I'm currently working on adding some more text-features (unsupervised) and on conditioning the model on multiple speakers.

Hope this helps, Tibi

MlWoo commented 6 years ago

@tiberiu44 Thanks a lot for your contribution. I have tried to train the vocoder with your code, But it is very slow to train the vocoder on 1080ti. I want to confirm the info because I am not familar to dynet framework.

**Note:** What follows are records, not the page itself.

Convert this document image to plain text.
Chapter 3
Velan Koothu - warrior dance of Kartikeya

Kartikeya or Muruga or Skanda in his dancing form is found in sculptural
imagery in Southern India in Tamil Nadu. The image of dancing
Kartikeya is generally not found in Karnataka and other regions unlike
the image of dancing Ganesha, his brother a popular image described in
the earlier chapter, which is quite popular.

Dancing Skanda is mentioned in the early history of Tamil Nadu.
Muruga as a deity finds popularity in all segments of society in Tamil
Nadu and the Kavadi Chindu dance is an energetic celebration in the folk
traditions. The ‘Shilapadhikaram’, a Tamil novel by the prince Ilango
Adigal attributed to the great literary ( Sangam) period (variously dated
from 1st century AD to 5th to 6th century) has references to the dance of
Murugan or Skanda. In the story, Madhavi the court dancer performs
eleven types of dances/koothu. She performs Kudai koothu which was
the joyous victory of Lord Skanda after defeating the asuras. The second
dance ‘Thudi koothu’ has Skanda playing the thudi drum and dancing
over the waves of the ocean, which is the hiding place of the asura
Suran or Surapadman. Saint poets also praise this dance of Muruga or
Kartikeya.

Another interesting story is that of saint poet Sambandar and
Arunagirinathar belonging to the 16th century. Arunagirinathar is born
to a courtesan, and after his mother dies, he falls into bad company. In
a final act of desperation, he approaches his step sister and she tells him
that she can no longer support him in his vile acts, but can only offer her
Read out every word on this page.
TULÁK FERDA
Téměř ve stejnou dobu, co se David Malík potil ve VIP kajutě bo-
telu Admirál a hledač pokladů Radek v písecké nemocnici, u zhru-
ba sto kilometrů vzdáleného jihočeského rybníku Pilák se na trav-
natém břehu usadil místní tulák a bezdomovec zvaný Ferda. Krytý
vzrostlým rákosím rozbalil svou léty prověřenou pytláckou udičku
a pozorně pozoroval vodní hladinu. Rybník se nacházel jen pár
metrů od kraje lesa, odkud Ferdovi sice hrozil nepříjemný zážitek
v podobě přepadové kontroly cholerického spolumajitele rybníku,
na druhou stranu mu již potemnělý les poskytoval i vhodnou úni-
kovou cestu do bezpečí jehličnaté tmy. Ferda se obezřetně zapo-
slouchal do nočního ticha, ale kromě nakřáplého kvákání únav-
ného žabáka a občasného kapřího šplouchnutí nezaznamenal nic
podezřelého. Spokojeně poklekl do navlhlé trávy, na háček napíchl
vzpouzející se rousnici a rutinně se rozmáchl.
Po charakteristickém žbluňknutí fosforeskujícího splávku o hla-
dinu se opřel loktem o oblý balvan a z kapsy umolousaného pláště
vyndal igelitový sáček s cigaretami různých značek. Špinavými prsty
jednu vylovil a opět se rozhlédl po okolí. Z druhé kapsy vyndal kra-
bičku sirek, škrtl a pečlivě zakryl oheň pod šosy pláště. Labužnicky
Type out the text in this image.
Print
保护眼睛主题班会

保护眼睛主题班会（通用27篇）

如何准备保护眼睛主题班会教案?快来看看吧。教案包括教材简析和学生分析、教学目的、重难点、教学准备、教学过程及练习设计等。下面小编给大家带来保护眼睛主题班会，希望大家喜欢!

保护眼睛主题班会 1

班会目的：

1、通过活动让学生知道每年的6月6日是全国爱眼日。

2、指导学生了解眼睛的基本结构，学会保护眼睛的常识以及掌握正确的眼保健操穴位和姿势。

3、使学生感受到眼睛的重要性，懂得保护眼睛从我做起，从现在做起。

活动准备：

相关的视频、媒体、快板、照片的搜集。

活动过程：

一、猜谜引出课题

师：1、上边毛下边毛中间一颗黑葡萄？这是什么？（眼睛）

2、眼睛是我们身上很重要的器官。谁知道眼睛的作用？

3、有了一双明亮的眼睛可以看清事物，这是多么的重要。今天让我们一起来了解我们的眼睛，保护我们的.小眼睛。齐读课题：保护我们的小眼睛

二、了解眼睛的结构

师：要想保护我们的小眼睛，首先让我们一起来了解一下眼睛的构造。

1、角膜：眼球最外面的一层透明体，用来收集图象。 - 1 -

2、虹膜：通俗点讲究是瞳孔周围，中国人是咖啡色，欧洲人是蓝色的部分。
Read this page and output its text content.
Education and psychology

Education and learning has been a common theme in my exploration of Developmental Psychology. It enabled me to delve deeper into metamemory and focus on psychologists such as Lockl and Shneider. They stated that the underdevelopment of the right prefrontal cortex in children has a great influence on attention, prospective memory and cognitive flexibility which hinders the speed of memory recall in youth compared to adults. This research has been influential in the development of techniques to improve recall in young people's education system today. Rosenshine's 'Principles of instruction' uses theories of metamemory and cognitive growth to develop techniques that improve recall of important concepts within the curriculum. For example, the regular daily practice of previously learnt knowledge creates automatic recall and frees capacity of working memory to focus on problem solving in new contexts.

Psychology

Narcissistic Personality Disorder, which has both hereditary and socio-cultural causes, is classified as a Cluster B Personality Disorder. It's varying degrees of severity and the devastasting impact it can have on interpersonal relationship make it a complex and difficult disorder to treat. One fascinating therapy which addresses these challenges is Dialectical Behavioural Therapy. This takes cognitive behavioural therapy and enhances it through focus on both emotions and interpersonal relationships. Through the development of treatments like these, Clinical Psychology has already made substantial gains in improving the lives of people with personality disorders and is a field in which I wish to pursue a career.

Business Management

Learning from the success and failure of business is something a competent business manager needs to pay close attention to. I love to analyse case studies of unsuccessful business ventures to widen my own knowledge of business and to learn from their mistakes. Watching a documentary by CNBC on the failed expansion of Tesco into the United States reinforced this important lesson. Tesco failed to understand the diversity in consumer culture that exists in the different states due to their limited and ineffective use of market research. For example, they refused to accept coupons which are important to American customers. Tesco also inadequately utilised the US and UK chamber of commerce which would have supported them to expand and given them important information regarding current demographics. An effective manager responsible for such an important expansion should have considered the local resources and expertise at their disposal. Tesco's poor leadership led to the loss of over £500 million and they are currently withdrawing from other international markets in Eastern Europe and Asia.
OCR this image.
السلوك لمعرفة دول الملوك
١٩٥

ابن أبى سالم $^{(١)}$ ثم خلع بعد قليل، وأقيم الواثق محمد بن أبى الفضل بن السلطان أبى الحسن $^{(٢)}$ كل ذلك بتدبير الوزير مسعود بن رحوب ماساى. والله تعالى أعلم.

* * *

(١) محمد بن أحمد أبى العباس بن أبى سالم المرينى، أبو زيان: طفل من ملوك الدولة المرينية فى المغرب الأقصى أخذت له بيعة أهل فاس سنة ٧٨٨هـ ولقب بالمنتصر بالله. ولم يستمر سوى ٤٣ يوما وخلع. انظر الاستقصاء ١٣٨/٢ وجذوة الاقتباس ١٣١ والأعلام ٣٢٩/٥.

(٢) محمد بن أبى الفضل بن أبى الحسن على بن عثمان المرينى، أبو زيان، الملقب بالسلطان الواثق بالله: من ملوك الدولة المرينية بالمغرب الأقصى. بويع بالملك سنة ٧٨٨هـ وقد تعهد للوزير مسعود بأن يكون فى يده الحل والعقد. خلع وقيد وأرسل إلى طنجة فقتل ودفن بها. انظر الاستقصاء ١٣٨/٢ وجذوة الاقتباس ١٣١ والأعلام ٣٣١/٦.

tiberiu44 commented 6 years ago

Hi @MlWoo

It is slow, but it might be slower if you don't use the GPU version of DyNET. See this issue: https://github.com/tiberiu44/TTS-Cube/issues/2

You need to compile DyNET with CUDA support. Also run the training process for the vocoder with --use-gpu --autobatch and --batch-size=4000.

Similar settings go for the encoder (it ignores the batch-size at this point).

MlWoo commented 6 years ago

@tiberiu44 I did compile the dynet with cuda and run the model with cuda backend. I have not checked your model yet, maybe the model is large. Thanks for your reply.